A lenda da Caldeira de Pêro Botelho - e a sua verdadeira história!
Para se falar sobre esta lenda da Caldeira de Pêro Botelho talvez valha a pena começar com uma pequena história mais pessoal. Há alguns anos atrás - que isto do Covid tocou a todos - tínhamos uma espécie de jogo que passava por tentar relembrar diversos títulos associados a figuras e espaços religiosos. Por exemplo, se uma primeira pessoa dissesse "Jesus", a segunda continuaria com "Emanuel", outra diria "o Cordeiro de Deus", "o filho de Maria", "o Messias", assim por diante, e a primeira pessoa a não conseguir acrescentar um novo título perdia o jogo. Claro que isto implicava algum estudo (e podia assustar um pouco quem não nos conheça...), e ao longo dessas tentativas de jogo acabou por se ir encontrando alguns títulos um tanto ou quanto desconhecidos.

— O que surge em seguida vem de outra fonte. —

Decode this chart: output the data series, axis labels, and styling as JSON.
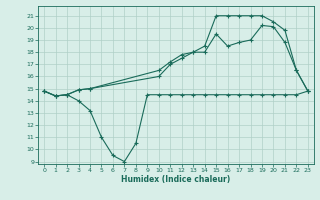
{
  "line1_x": [
    0,
    1,
    2,
    3,
    4,
    5,
    6,
    7,
    8,
    9,
    10,
    11,
    12,
    13,
    14,
    15,
    16,
    17,
    18,
    19,
    20,
    21,
    22,
    23
  ],
  "line1_y": [
    14.8,
    14.4,
    14.5,
    14.0,
    13.2,
    11.0,
    9.5,
    9.0,
    10.5,
    14.5,
    14.5,
    14.5,
    14.5,
    14.5,
    14.5,
    14.5,
    14.5,
    14.5,
    14.5,
    14.5,
    14.5,
    14.5,
    14.5,
    14.8
  ],
  "line2_x": [
    0,
    1,
    2,
    3,
    4,
    10,
    11,
    12,
    13,
    14,
    15,
    16,
    17,
    18,
    19,
    20,
    21,
    22,
    23
  ],
  "line2_y": [
    14.8,
    14.4,
    14.5,
    14.9,
    15.0,
    16.0,
    17.0,
    17.5,
    18.0,
    18.0,
    19.5,
    18.5,
    18.8,
    19.0,
    20.2,
    20.1,
    18.8,
    16.5,
    14.8
  ],
  "line3_x": [
    0,
    1,
    2,
    3,
    4,
    10,
    11,
    12,
    13,
    14,
    15,
    16,
    17,
    18,
    19,
    20,
    21,
    22,
    23
  ],
  "line3_y": [
    14.8,
    14.4,
    14.5,
    14.9,
    15.0,
    16.5,
    17.2,
    17.8,
    18.0,
    18.5,
    21.0,
    21.0,
    21.0,
    21.0,
    21.0,
    20.5,
    19.8,
    16.5,
    14.8
  ],
  "line_color": "#1a6b5a",
  "bg_color": "#d8eee8",
  "grid_color": "#b0d0c8",
  "xlabel": "Humidex (Indice chaleur)",
  "ylim": [
    8.8,
    21.8
  ],
  "xlim": [
    -0.5,
    23.5
  ],
  "yticks": [
    9,
    10,
    11,
    12,
    13,
    14,
    15,
    16,
    17,
    18,
    19,
    20,
    21
  ],
  "xticks": [
    0,
    1,
    2,
    3,
    4,
    5,
    6,
    7,
    8,
    9,
    10,
    11,
    12,
    13,
    14,
    15,
    16,
    17,
    18,
    19,
    20,
    21,
    22,
    23
  ],
  "figsize": [
    3.2,
    2.0
  ],
  "dpi": 100
}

Que a "Caldeira de Pêro Botelho" era uma espécie de metáfora para o Inferno é relativamente fácil de compreender, dada em particular a forma como esse espaço religioso é representado na cultura ocidental, mas porquê dar esse nome ao Diabo? Seria o de uma daquelas infindáveis transformações que lhe são atribuídas na cultura portuguesa? Na altura nada conseguimos concluir, e então o tema foi ficando de lado, até que há algumas semanas nos foi perguntado algo sobre a misteriosa estátua da Ilha do Corvo, também no arquipélago dos Açores, o que nos levou a este outro local.
Segundo a tradição local, em outros tempos viveu numa ilha dos Açores um homem muito malvado de nome Pêro Botelho. Essa sua história não parece ter preservado relatos das suas malvadezas, mas informa que em dada altura ele estava a recolher lama numa das caldeiras da ilha e caiu acidentalmente para o seu interior, onde os seus gritos puderam continuar a ser ouvidos durante muito tempo... e diz até a mesma lenda que ainda hoje ele pode ser ouvido no local, soltando agora roncos demoníacos que ora lhe podem ser atribuídos a ele, ou a um dos muitos demónios seus companheiros nesse outro mundo.
Agora, esta é uma lenda relativamente simples, mas algo nos cheirava a esturro nela - porquê mencionar, em todas as versões que fomos lendo, a maldade deste homem, quando depois ela não tinha qualquer qualquer papel real na própria trama? Em plena curiosidade, decidimos procurar um pouco mais sobre este Pêro ou Pedro Botelho. Fomos saltando de livro em livro até chegarmos à Fastigínia de Tomé Pinheiro de Veiga, datada de 1605, que parece ser a mais antiga referência a este episódio, e em que é revelado que existiu, de facto, um homem chamado Pedro Botelho e que foi ele que deu origem ao provérbio "caldeira de Pêro Botelho". E como aconteceu isso? Segundo esta fonte literária, em dada altura ele quis entregar esta ilha portuguesa aos Franceses, e como castigo por essa traição foi depois cozido vivo numa caldeira... o que aconteceu na Ilha da Madeira, provavelmente no ano de 1566, e não na Ilha Graciosa dos Açores, como hoje nos fazem crer!
Isto é muitíssimo interessante porque mostra aquela grande razão pela qual escrever estes artigos nunca cessa de nos fascinar. Se é comum dizer-se que todas as lendas têm um fundo de verdade, o episódio referente a esta caldeira de Pêro Botelho teve, aparentemente, lugar num determinado local, foi posteriormente associado a outro, mas para que tal fosse conseguido surgiu a necessidade de "censurar" parte da história, fazendo do vilão uma pessoa muito má, mas omitindo as verdadeiras razões dessa sua maldade. Se elas tivessem sido reveladas, como fizemos acima, acabariam por trair que esta até pode ser hoje uma lenda açoreana mas teve, na verdade, a sua verdadeira génese no que parece ser um episódio histórico - e bem real - que aconteceu entre madeirenses!